Better yet, it offered a bonding experience with his boyfriend’s mother, who is working on her own sourdough starter at home in Toronto.

“I spoke to her this month more than he did,” said Shamir. “She FaceTimes me with questions about it.”

It helps to have a mentor in this yeasty experiment — to have a community, if you will.

Even Katz, an accomplished matzah maker and olive oil producer, was trained by Ogen in the craft of sourdough, turned on by his wood-burning oven skills.

Ogen was a former chef who had become religiously observant and sought something culinary that was not inherently changed by keeping kosher.

“Bread was the thing,” he said. “Sourdough never ceases to challenge you so it keeps you interested and engaged. You can’t really stabilize it.”

Anomorel Rotem Ogen, a sourdough master baker, researcher and teacher, who loves the communal, teaching aspect of sourdough baking taking place during the coronavirus (Courtesy Anomorel Rotem Ogen)

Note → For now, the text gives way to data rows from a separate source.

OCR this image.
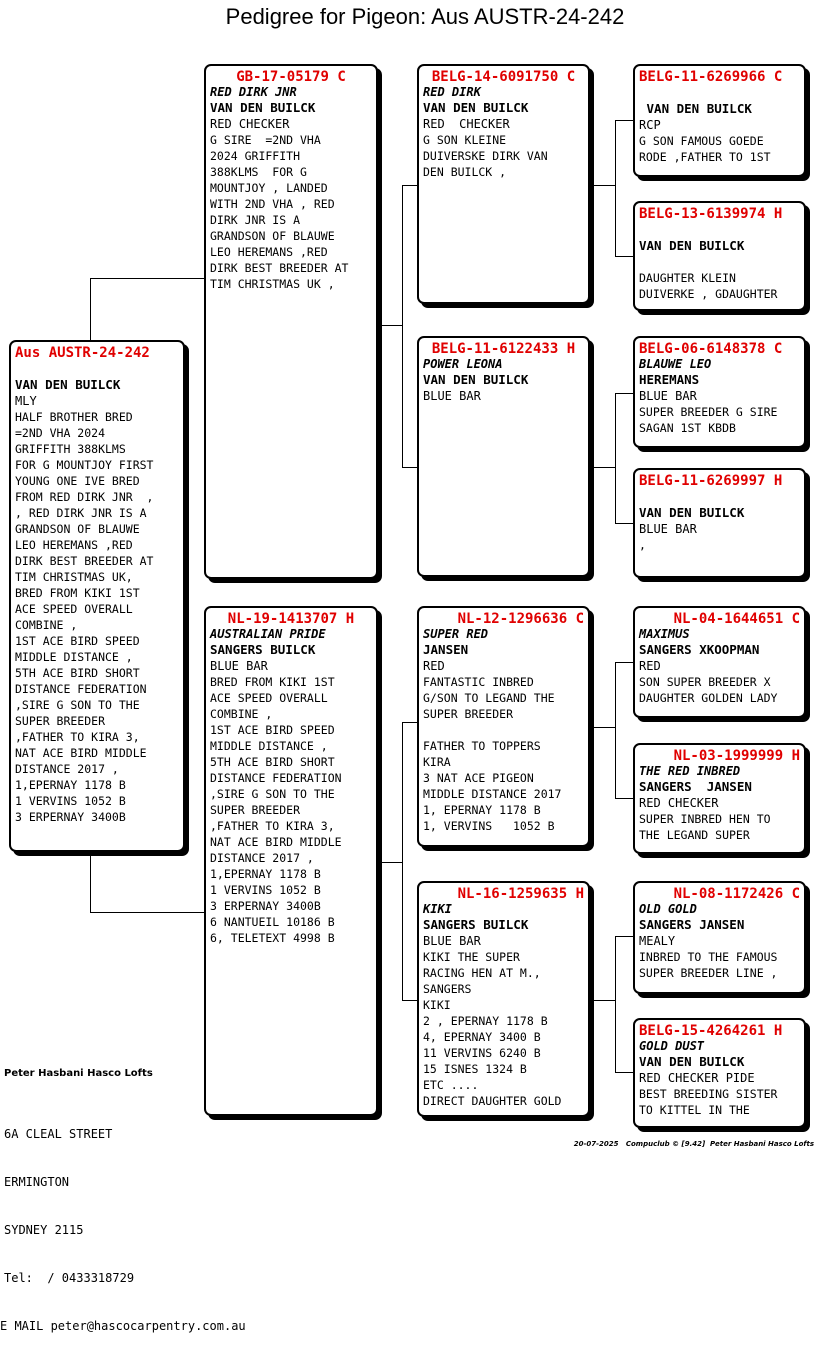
Pedigree for Pigeon: Aus AUSTR-24-242
Aus AUSTR-24-242
VAN DEN BUILCK
MLY
HALF BROTHER BRED
=2ND VHA 2024
GRIFFITH 388KLMS
FOR G MOUNTJOY FIRST
YOUNG ONE IVE BRED
FROM RED DIRK JNR  ,
, RED DIRK JNR IS A
GRANDSON OF BLAUWE
LEO HEREMANS ,RED
DIRK BEST BREEDER AT
TIM CHRISTMAS UK,
BRED FROM KIKI 1ST
ACE SPEED OVERALL
COMBINE ,
1ST ACE BIRD SPEED
MIDDLE DISTANCE ,
5TH ACE BIRD SHORT
DISTANCE FEDERATION
,SIRE G SON TO THE
SUPER BREEDER
,FATHER TO KIRA 3,
NAT ACE BIRD MIDDLE
DISTANCE 2017 ,
1,EPERNAY 1178 B
1 VERVINS 1052 B
3 ERPERNAY 3400B
GB-17-05179 C
RED DIRK JNR
VAN DEN BUILCK
RED CHECKER
G SIRE  =2ND VHA
2024 GRIFFITH
388KLMS  FOR G
MOUNTJOY , LANDED
WITH 2ND VHA , RED
DIRK JNR IS A
GRANDSON OF BLAUWE
LEO HEREMANS ,RED
DIRK BEST BREEDER AT
TIM CHRISTMAS UK ,
NL-19-1413707 H
AUSTRALIAN PRIDE
SANGERS BUILCK
BLUE BAR
BRED FROM KIKI 1ST
ACE SPEED OVERALL
COMBINE ,
1ST ACE BIRD SPEED
MIDDLE DISTANCE ,
5TH ACE BIRD SHORT
DISTANCE FEDERATION
,SIRE G SON TO THE
SUPER BREEDER
,FATHER TO KIRA 3,
NAT ACE BIRD MIDDLE
DISTANCE 2017 ,
1,EPERNAY 1178 B
1 VERVINS 1052 B
3 ERPERNAY 3400B
6 NANTUEIL 10186 B
6, TELETEXT 4998 B
BELG-14-6091750 C
RED DIRK
VAN DEN BUILCK
RED  CHECKER
G SON KLEINE
DUIVERSKE DIRK VAN
DEN BUILCK ,
BELG-11-6122433 H
POWER LEONA
VAN DEN BUILCK
BLUE BAR
NL-12-1296636 C
SUPER RED
JANSEN
RED
FANTASTIC INBRED
G/SON TO LEGAND THE
SUPER BREEDER

FATHER TO TOPPERS
KIRA
3 NAT ACE PIGEON
MIDDLE DISTANCE 2017
1, EPERNAY 1178 B
1, VERVINS   1052 B
NL-16-1259635 H
KIKI
SANGERS BUILCK
BLUE BAR
KIKI THE SUPER
RACING HEN AT M.,
SANGERS
KIKI
2 , EPERNAY 1178 B
4, EPERNAY 3400 B
11 VERVINS 6240 B
15 ISNES 1324 B
ETC ....
DIRECT DAUGHTER GOLD
BELG-11-6269966 C
VAN DEN BUILCK
RCP
G SON FAMOUS GOEDE
RODE ,FATHER TO 1ST
BELG-13-6139974 H
VAN DEN BUILCK
DAUGHTER KLEIN
DUIVERKE , GDAUGHTER
BELG-06-6148378 C
BLAUWE LEO
HEREMANS
BLUE BAR
SUPER BREEDER G SIRE
SAGAN 1ST KBDB
BELG-11-6269997 H
VAN DEN BUILCK
BLUE BAR
,
NL-04-1644651 C
MAXIMUS
SANGERS XKOOPMAN
RED
SON SUPER BREEDER X
DAUGHTER GOLDEN LADY
NL-03-1999999 H
THE RED INBRED
SANGERS  JANSEN
RED CHECKER
SUPER INBRED HEN TO
THE LEGAND SUPER
NL-08-1172426 C
OLD GOLD
SANGERS JANSEN
MEALY
INBRED TO THE FAMOUS
SUPER BREEDER LINE ,
BELG-15-4264261 H
GOLD DUST
VAN DEN BUILCK
RED CHECKER PIDE
BEST BREEDING SISTER
TO KITTEL IN THE

Peter Hasbani Hasco Lofts

6A CLEAL STREET

ERMINGTON

SYDNEY 2115

Tel:  / 0433318729

E MAIL peter@hascocarpentry.com.au

20-07-2025   Compuclub © [9.42]  Peter Hasbani Hasco Lofts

Ogen immersed himself in a scientific study of sourdough, apprenticing with a sourdough baker in northern Italy, where he extrapolated knowledge in order to ferment dough at 40 degrees in the summer, or six degrees in the winter.

He ended up building a hugely popular sourdough bakery, visited by a community of customers from north to south who traveled far to buy his breads, baked in a wood-burning oven from his home in Klil, a northern community that is off the grid.

The 1,000 loaves of sourdough bread Ogen baked each month stopped abruptly when he was diagnosed with late-stage colon cancer. He thought he would not bake again, but following extensive rehabilitation through music therapy, he began receiving calls to help, teach and consult about sourdough.

He now consults globally, and teaches workshops including the bread program at Tel Aviv’s Bishulim cooking school.

Engage Ogen in a conversation about sourdough, and it diverges into flours (he prefers whole grain to white, stone ground to refined, and is dismissive of any of the 80% flours), but he is a pragmatist, and wants people to push themselves as far as they can, but not overly so.

Ultimately, Ogen wants them baking sourdough bread, and he is happy to help them in any way he can.

“Whether it’s conscious or reacting to something, sourdough bakers and bakers in general tend to be fairly communal,” he said. “And it’s taken on a life of its own during the coronavirus.”